И телефон звонил, а она тянулась, тянулась к трубке и никак не могла дотянуться, снять.
И она сняла трубку.
– Наконец, – сказал он, – наконец я дозвонился до тебя. Здравствуй.
* * *Комнату он нашел только часам к пяти – к счастью, в пансионе “Fontanella”, в двух шагах от ее Suizo, на той же via Laetana.
Он бросил сумку, умылся, сменил рубашку и повязал галстук, чтобы выглядеть нормально в окрестностях приличной гостиницы, в самом центре города, и отправился на дежурство. Заплатил он только за сутки – без всякой особой идеи, просто цена, как всегда в отелях, показалась поначалу несообразно высокой даже в этом, беззвездном – впрочем, вполне начищенном и исправном во всех частях, от лифта до бачка в уборной.

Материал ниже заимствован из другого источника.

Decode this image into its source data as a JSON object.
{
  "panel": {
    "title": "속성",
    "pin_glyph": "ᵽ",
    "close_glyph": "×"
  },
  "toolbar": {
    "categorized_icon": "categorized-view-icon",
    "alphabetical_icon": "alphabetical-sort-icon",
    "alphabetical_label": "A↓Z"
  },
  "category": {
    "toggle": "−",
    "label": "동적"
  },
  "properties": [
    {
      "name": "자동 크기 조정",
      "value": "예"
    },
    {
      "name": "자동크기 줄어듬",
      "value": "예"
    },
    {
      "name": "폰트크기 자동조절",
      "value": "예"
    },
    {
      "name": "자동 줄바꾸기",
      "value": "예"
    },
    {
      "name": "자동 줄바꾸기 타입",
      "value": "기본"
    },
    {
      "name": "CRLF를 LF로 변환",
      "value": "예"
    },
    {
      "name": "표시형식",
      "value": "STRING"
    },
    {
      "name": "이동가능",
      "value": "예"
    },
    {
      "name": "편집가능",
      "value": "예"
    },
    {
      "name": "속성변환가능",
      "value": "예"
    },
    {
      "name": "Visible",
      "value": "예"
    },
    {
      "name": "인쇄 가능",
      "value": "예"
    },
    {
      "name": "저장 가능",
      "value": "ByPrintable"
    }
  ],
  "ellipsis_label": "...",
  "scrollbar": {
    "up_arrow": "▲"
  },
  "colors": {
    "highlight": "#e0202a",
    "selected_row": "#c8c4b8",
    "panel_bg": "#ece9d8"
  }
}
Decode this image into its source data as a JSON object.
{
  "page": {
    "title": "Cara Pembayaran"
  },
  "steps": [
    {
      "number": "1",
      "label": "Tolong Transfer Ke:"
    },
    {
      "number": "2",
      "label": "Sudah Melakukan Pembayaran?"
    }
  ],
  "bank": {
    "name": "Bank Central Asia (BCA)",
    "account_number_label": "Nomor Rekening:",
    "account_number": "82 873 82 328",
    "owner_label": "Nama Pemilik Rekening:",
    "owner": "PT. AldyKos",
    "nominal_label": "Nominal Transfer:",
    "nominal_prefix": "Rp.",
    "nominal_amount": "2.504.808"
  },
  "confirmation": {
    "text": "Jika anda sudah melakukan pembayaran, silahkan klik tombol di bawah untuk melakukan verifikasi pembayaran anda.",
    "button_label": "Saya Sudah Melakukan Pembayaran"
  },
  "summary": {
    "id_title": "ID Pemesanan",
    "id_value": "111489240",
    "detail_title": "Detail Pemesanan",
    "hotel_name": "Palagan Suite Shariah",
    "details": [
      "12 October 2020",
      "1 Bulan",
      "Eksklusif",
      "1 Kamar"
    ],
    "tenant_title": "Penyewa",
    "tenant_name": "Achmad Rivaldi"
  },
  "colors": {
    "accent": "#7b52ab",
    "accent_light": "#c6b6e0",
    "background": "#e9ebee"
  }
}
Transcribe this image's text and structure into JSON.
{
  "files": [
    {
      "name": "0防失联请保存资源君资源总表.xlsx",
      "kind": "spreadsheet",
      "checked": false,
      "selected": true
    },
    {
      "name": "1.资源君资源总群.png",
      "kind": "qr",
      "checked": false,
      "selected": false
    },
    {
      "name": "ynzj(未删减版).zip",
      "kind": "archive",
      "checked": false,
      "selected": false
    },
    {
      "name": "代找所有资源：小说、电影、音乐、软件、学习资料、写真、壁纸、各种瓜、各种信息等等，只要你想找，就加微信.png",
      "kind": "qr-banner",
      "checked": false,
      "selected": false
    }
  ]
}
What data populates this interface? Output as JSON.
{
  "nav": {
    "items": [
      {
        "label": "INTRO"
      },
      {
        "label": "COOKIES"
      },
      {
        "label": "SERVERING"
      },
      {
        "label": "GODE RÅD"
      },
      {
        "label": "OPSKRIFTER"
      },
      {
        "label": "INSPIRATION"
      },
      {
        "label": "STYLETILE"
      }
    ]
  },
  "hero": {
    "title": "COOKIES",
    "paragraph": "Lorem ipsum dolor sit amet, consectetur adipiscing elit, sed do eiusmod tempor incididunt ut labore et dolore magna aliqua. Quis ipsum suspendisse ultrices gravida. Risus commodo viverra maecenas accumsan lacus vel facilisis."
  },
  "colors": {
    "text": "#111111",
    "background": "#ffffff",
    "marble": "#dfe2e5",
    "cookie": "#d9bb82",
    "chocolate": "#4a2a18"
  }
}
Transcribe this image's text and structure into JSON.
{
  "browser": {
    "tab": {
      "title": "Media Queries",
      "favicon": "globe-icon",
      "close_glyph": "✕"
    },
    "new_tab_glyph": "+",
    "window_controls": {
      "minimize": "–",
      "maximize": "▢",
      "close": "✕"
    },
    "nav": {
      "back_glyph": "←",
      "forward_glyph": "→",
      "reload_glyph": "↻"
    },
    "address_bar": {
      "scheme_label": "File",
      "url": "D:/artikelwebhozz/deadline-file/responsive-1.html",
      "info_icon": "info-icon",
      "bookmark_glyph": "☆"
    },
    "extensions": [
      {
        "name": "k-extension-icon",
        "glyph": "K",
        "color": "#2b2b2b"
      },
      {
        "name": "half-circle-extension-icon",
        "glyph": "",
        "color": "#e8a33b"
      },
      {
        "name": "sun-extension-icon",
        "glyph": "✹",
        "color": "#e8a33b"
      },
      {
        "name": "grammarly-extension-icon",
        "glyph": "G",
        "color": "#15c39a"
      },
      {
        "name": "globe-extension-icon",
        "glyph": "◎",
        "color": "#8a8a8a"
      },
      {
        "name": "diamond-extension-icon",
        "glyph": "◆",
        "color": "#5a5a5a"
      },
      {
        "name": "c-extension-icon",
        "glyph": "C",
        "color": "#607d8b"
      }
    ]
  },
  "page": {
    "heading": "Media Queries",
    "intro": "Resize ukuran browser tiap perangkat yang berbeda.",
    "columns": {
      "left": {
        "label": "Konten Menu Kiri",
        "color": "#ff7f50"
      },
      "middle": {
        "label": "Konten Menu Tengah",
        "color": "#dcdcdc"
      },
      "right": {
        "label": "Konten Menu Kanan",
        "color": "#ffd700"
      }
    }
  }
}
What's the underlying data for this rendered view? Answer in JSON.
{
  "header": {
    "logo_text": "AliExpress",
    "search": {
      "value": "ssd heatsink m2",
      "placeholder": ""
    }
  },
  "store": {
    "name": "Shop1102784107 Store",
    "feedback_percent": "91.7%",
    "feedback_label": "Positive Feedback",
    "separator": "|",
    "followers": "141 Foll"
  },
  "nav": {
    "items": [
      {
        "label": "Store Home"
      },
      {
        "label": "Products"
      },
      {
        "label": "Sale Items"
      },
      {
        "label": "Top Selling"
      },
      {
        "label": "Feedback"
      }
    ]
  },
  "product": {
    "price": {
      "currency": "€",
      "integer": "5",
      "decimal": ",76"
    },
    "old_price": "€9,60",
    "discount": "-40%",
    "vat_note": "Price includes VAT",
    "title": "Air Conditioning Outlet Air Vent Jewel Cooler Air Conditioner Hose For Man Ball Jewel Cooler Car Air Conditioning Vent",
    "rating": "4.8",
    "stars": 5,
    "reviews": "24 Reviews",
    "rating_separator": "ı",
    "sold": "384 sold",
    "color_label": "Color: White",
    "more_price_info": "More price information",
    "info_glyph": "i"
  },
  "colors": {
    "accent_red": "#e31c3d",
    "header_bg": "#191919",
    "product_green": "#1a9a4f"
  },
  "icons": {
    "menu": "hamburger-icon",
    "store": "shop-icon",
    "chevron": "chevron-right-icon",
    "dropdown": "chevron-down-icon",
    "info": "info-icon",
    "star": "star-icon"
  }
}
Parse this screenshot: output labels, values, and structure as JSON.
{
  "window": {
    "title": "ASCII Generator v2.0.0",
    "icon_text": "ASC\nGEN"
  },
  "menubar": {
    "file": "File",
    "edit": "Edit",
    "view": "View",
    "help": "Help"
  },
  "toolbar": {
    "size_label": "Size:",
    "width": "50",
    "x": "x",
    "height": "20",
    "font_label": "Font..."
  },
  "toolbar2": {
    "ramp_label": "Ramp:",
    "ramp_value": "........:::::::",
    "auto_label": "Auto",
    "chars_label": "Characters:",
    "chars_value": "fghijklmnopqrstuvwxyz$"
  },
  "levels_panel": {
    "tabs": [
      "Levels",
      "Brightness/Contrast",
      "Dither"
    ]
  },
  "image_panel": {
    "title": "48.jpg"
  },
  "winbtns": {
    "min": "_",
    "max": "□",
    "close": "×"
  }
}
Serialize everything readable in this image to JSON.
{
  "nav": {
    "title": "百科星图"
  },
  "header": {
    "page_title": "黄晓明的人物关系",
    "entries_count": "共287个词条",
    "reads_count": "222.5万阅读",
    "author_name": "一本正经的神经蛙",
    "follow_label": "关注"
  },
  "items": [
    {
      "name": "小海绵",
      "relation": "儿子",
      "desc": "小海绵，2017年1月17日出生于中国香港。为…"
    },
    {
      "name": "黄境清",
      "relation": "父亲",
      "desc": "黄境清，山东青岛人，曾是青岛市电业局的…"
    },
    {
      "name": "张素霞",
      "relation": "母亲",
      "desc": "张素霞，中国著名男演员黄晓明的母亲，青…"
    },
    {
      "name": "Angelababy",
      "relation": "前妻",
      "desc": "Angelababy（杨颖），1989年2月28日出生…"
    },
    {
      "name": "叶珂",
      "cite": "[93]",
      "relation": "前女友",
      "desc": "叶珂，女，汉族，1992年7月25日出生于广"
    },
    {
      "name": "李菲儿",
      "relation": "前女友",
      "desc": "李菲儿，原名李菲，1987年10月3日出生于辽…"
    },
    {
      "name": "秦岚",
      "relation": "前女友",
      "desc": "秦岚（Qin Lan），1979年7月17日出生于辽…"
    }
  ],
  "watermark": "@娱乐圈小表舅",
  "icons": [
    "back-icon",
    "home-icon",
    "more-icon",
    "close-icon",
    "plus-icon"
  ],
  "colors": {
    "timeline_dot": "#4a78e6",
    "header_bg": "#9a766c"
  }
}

Он прошел по забитой машинами улице. Справа остался какой-то не то замок, не то дворец с высокой глухой стеной и узкими, между тонких колонн, окнами, выходящими на балюстраду где-то на уровне четвертого-пятого этажа, перед замком маленький памятник, позади замка собор – все, что полагается.
Ходу было ровно десять минут. Он занял наблюдательный пост через неширокую улицу – одну из отходивших от прелестной площади, на которой стоял ее отель с красивым и чем-то идущим ей названием «Суизо». Это могло бы быть ее именем, но, как нетрудно догадаться, по-испански это просто «Швейцария», что и явствует из флага над отелем.
Спустя час он понял, что отсюда он может ее не разглядеть, да и простоит еще максимум час – или заметит какой-нибудь полицейский, или ноги подкосятся. Тогда он вышел на площадь и оказался в баре, в самом удобном для наблюдения месте, со столиками, естественно, на воздухе. Взял «кафе соло», то есть без молока, «пекеньо» – маленький, закурил… Здесь он провел еще час.
В десятом часу народ начал толпами возвращаться в гостиницу. К этому времени он в своем баре уже хватанул дважды – махнув рукой на деньги, как-нибудь все устроится – пахнущего цветами дивного бурбона, полностью соответствующего своему названию Four roses, но все равно начинал замерзать, оставшись один среди пустых столиков на площади. В числе входящих он приметил мужчину с удивительно знакомым лицом, и после недолгой пытки память выдала: американец, кажется, Пит… или Билл… черт его знает, факт, что постоянно околачивается в Москве, до недавнего времени назывался советолог, теперь просто русист, хотя никакой он, понятно, не филолог, просто отлично говорящий по-русски и знающий страну политический разведчик, работавший, вероятно, и на тех, и на других… Но раз он прошел, значит, все правильно, коллоквиум размещен здесь, и компания, в которой мелькнул Пит или Билл, – это возвращавшиеся с коктейля или осмотра достопримечательностей участники.
Ее не было.
Мимо все время ходили отчаянно вооруженные – пистолеты, дубинки и даже короткие автоматы – полицейские из управления, которое он заметил поблизости. Он вспомнил, что живет с чужим паспортом…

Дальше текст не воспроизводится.